War in Lower Italy - Fabius

He had calculated correctly, when he chose this time for remodelling his infantry. The surprise of his antagonists, who were in constant expectation of an attack on the capital, allowed him at least four weeks of undisturbed leisure for the execution of the unprecedentedly bold experiment of changing completely his military system in the heart of a hostile country and with an army still comparatively small, and of attempting to oppose African legions to the invincible legions of Italy. But his hope that the confederacy would now begin to break up was not fulfilled.

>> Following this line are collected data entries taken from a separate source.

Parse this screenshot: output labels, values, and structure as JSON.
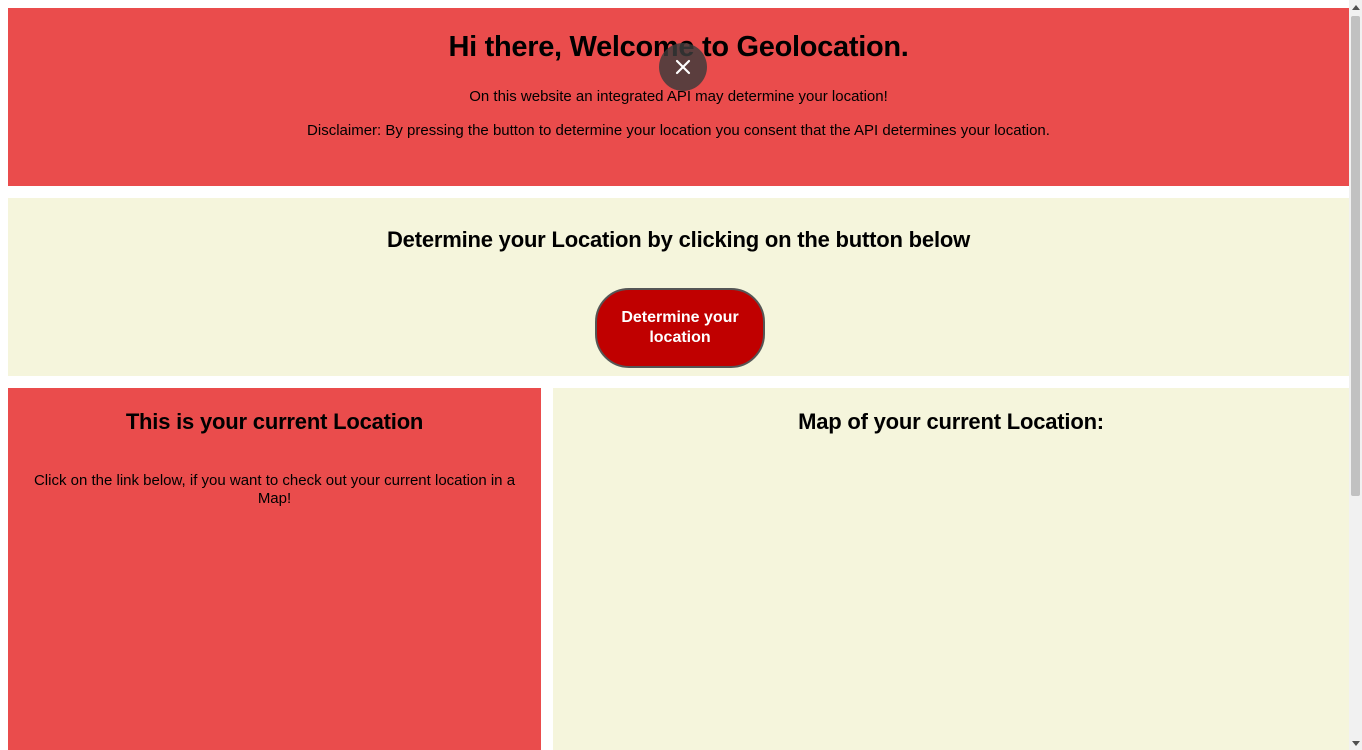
{
  "hero": {
    "title": "Hi there, Welcome to Geolocation.",
    "intro": "On this website an integrated API may determine your location!",
    "disclaimer": "Disclaimer: By pressing the button to determine your location you consent that the API determines your location.",
    "background": "#ea4c4c"
  },
  "overlay": {
    "close_icon": "close-icon"
  },
  "determine": {
    "heading": "Determine your Location by clicking on the button below",
    "button_label": "Determine your location",
    "button_color": "#c00000",
    "background": "#f5f5dc"
  },
  "location_panel": {
    "heading": "This is your current Location",
    "text": "Click on the link below, if you want to check out your current location in a Map!"
  },
  "map_panel": {
    "heading": "Map of your current Location:"
  },
  "scrollbar": {
    "up_icon": "arrow-up-icon",
    "down_icon": "arrow-down-icon"
  }
}
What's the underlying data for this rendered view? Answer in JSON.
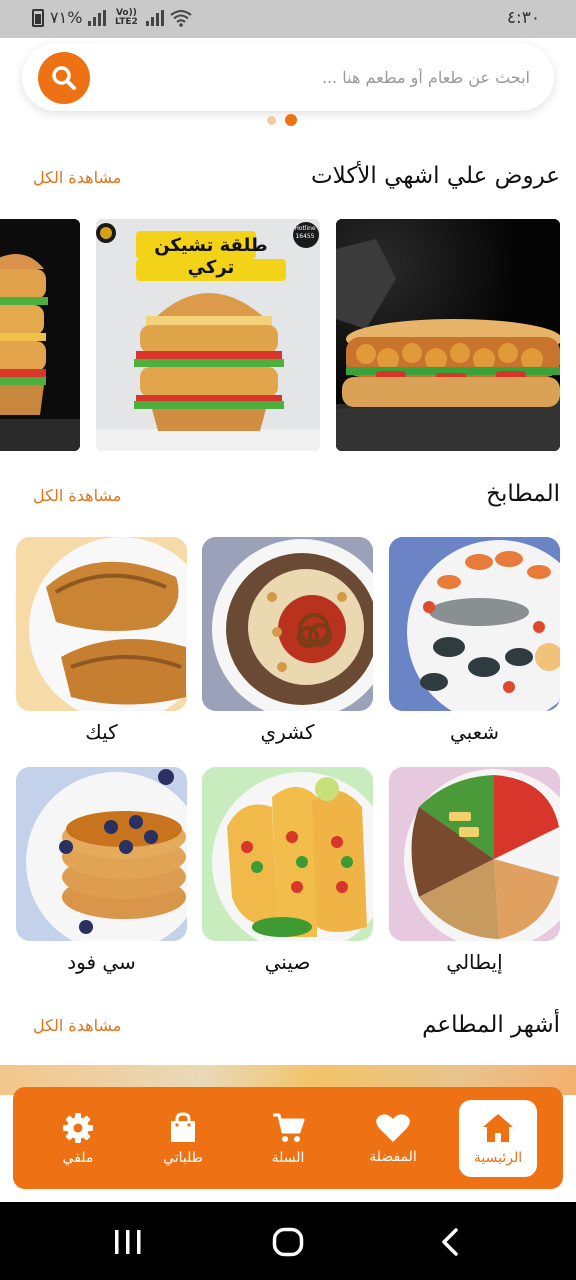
{
  "status_bar": {
    "time": "٤:٣٠",
    "battery": "٧١%",
    "network": "Vo)) LTE2"
  },
  "search": {
    "placeholder": "ابحث عن طعام أو مطعم هنا ..."
  },
  "offers_section": {
    "title": "عروض علي اشهي الأكلات",
    "see_all": "مشاهدة الكل",
    "banner_text": "طلقة تشيكن تركي",
    "hotline_label": "Hotline",
    "hotline_number": "16455"
  },
  "cuisines_section": {
    "title": "المطابخ",
    "see_all": "مشاهدة الكل",
    "items": [
      {
        "label": "شعبي"
      },
      {
        "label": "كشري"
      },
      {
        "label": "كيك"
      },
      {
        "label": "إيطالي"
      },
      {
        "label": "صيني"
      },
      {
        "label": "سي فود"
      }
    ]
  },
  "restaurants_section": {
    "title": "أشهر المطاعم",
    "see_all": "مشاهدة الكل"
  },
  "bottom_nav": {
    "items": [
      {
        "label": "الرئيسية",
        "icon": "home-icon",
        "active": true
      },
      {
        "label": "المفضلة",
        "icon": "heart-icon"
      },
      {
        "label": "السلة",
        "icon": "cart-icon"
      },
      {
        "label": "طلباتي",
        "icon": "bag-icon"
      },
      {
        "label": "ملفي",
        "icon": "gear-icon"
      }
    ]
  },
  "colors": {
    "accent": "#ee7214",
    "see_all": "#e3731c"
  }
}
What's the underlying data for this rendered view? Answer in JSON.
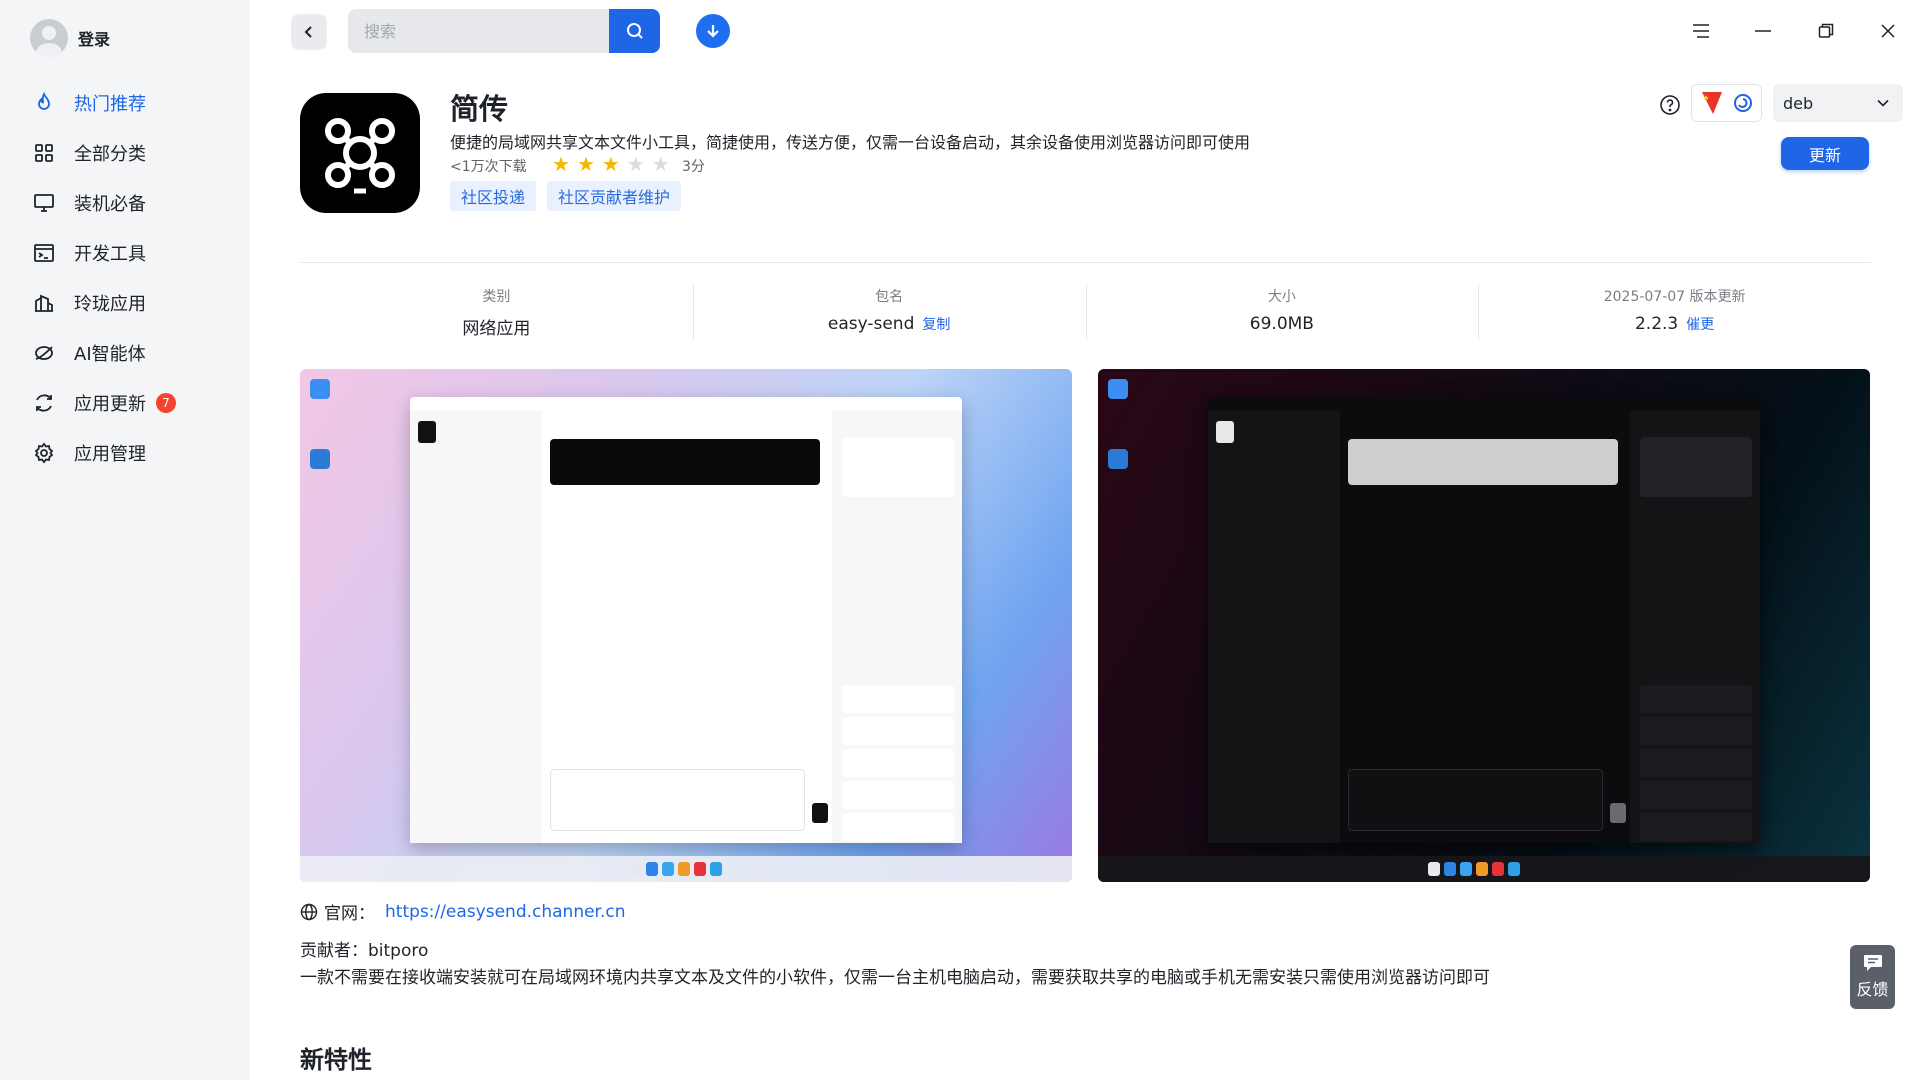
{
  "sidebar": {
    "login_label": "登录",
    "items": [
      {
        "label": "热门推荐",
        "icon": "flame-icon"
      },
      {
        "label": "全部分类",
        "icon": "grid-icon"
      },
      {
        "label": "装机必备",
        "icon": "monitor-icon"
      },
      {
        "label": "开发工具",
        "icon": "terminal-icon"
      },
      {
        "label": "玲珑应用",
        "icon": "building-icon"
      },
      {
        "label": "AI智能体",
        "icon": "ai-icon"
      },
      {
        "label": "应用更新",
        "icon": "refresh-icon",
        "badge": "7"
      },
      {
        "label": "应用管理",
        "icon": "gear-icon"
      }
    ],
    "active_index": 0
  },
  "topbar": {
    "search_placeholder": "搜索",
    "window_controls": [
      "menu-icon",
      "minimize-icon",
      "restore-icon",
      "close-icon"
    ]
  },
  "app": {
    "name": "简传",
    "description": "便捷的局域网共享文本文件小工具，简捷使用，传送方便，仅需一台设备启动，其余设备使用浏览器访问即可使用",
    "downloads": "<1万次下载",
    "rating": 3,
    "score": "3分",
    "tags": [
      "社区投递",
      "社区贡献者维护"
    ],
    "format": "deb",
    "update_label": "更新"
  },
  "info": {
    "category_label": "类别",
    "category_value": "网络应用",
    "package_label": "包名",
    "package_value": "easy-send",
    "copy_label": "复制",
    "size_label": "大小",
    "size_value": "69.0MB",
    "version_label": "2025-07-07 版本更新",
    "version_value": "2.2.3",
    "urge_label": "催更"
  },
  "details": {
    "website_label": "官网：",
    "website_url": "https://easysend.channer.cn",
    "contributor": "贡献者：bitporo",
    "long_description": "一款不需要在接收端安装就可在局域网环境内共享文本及文件的小软件，仅需一台主机电脑启动，需要获取共享的电脑或手机无需安装只需使用浏览器访问即可",
    "new_features_title": "新特性"
  },
  "feedback_label": "反馈",
  "colors": {
    "accent": "#1e66e6",
    "badge": "#f5432e",
    "star": "#f5b800"
  }
}
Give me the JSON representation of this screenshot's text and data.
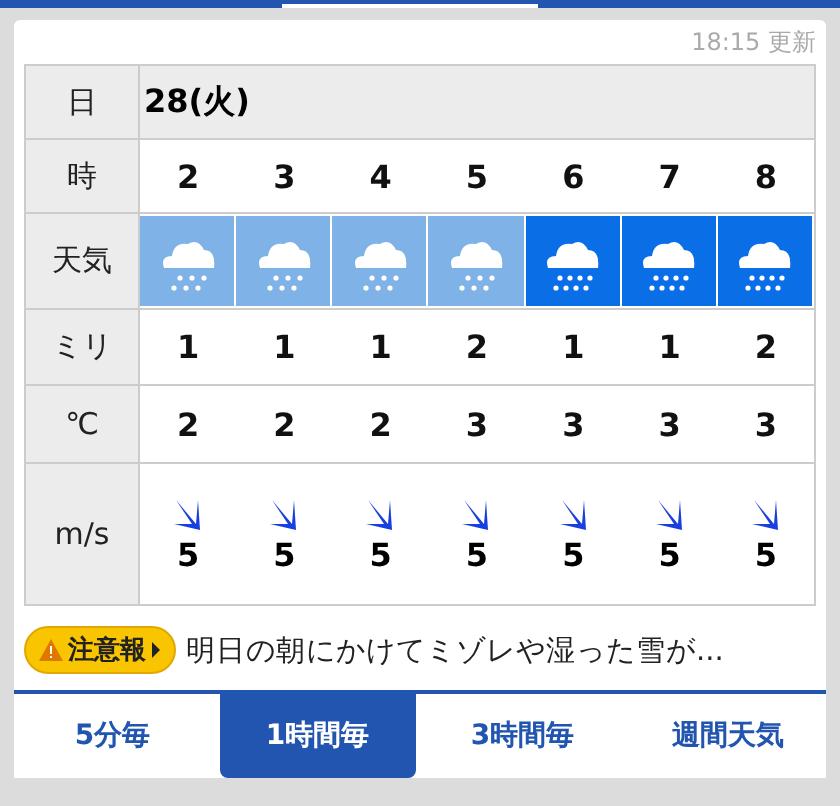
{
  "updated": "18:15 更新",
  "table": {
    "date_label": "日",
    "date": "28(火)",
    "hour_label": "時",
    "weather_label": "天気",
    "precip_label": "ミリ",
    "temp_label": "℃",
    "wind_label": "m/s",
    "hours": [
      {
        "hour": "2",
        "kind": "snow",
        "precip": "1",
        "temp": "2",
        "wind": "5"
      },
      {
        "hour": "3",
        "kind": "snow",
        "precip": "1",
        "temp": "2",
        "wind": "5"
      },
      {
        "hour": "4",
        "kind": "snow",
        "precip": "1",
        "temp": "2",
        "wind": "5"
      },
      {
        "hour": "5",
        "kind": "snow",
        "precip": "2",
        "temp": "3",
        "wind": "5"
      },
      {
        "hour": "6",
        "kind": "sleet",
        "precip": "1",
        "temp": "3",
        "wind": "5"
      },
      {
        "hour": "7",
        "kind": "sleet",
        "precip": "1",
        "temp": "3",
        "wind": "5"
      },
      {
        "hour": "8",
        "kind": "sleet",
        "precip": "2",
        "temp": "3",
        "wind": "5"
      }
    ]
  },
  "notice": {
    "badge": "注意報",
    "text": "明日の朝にかけてミゾレや湿った雪が..."
  },
  "tabs": [
    {
      "label": "5分毎",
      "selected": false
    },
    {
      "label": "1時間毎",
      "selected": true
    },
    {
      "label": "3時間毎",
      "selected": false
    },
    {
      "label": "週間天気",
      "selected": false
    }
  ]
}
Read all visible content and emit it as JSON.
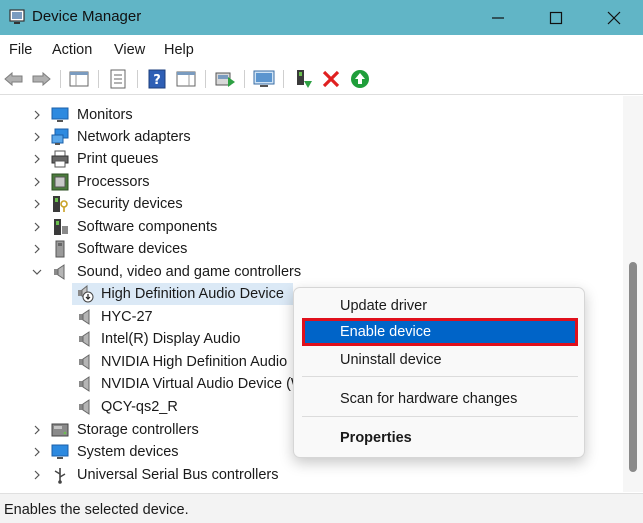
{
  "window": {
    "title": "Device Manager",
    "accent": "#61b5c6",
    "controls": [
      "minimize-icon",
      "maximize-icon",
      "close-icon"
    ]
  },
  "menu": [
    "File",
    "Action",
    "View",
    "Help"
  ],
  "toolbar": [
    "back-icon",
    "forward-icon",
    "tree-view-icon",
    "properties-icon",
    "help-icon",
    "action-pane-icon",
    "update-driver-icon",
    "scan-hardware-icon",
    "enable-device-icon",
    "uninstall-device-icon",
    "disable-device-icon"
  ],
  "tree": {
    "categories_above": [
      {
        "label": "Monitors",
        "icon": "monitor-icon"
      },
      {
        "label": "Network adapters",
        "icon": "network-icon"
      },
      {
        "label": "Print queues",
        "icon": "printer-icon"
      },
      {
        "label": "Processors",
        "icon": "processor-icon"
      },
      {
        "label": "Security devices",
        "icon": "security-icon"
      },
      {
        "label": "Software components",
        "icon": "software-component-icon"
      },
      {
        "label": "Software devices",
        "icon": "software-device-icon"
      }
    ],
    "expanded": {
      "label": "Sound, video and game controllers",
      "icon": "speaker-icon"
    },
    "children": [
      {
        "label": "High Definition Audio Device",
        "icon": "disabled-speaker-icon",
        "selected": true
      },
      {
        "label": "HYC-27",
        "icon": "speaker-icon"
      },
      {
        "label": "Intel(R) Display Audio",
        "icon": "speaker-icon"
      },
      {
        "label": "NVIDIA High Definition Audio",
        "icon": "speaker-icon"
      },
      {
        "label": "NVIDIA Virtual Audio Device (W",
        "icon": "speaker-icon"
      },
      {
        "label": "QCY-qs2_R",
        "icon": "speaker-icon"
      }
    ],
    "categories_below": [
      {
        "label": "Storage controllers",
        "icon": "storage-icon"
      },
      {
        "label": "System devices",
        "icon": "system-icon"
      },
      {
        "label": "Universal Serial Bus controllers",
        "icon": "usb-icon"
      }
    ]
  },
  "context_menu": {
    "update": "Update driver",
    "enable": "Enable device",
    "uninstall": "Uninstall device",
    "scan": "Scan for hardware changes",
    "properties": "Properties",
    "highlight_color": "#0064c8",
    "outline_color": "#e0101c"
  },
  "status": "Enables the selected device."
}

In this respect the Etruscans, who had carried on their last wars of independence mainly with Gallic mercenaries, were of less moment; the flower of the confederacy, particularly in a military point of view, consisted--next to the Latins--of the Sabellian communities, and with good reason Hannibal had now come into their neighbourhood. But one town after another closed its gates; not a single Italian community entered into alliance with the Phoenicians. This was a great, in fact an all-important, gain for the Romans.

Nevertheless it was felt in the capital that it would be imprudent to put the fidelity of their allies to such a test, without a Roman army to keep the field. The dictator Quintus Fabius combined the two supplementary legions formed in Rome with the army of Ariminum, and when Hannibal marched past the Roman fortress of Luceria towards Arpi, the Roman standards appeared on his right flank at Aeca.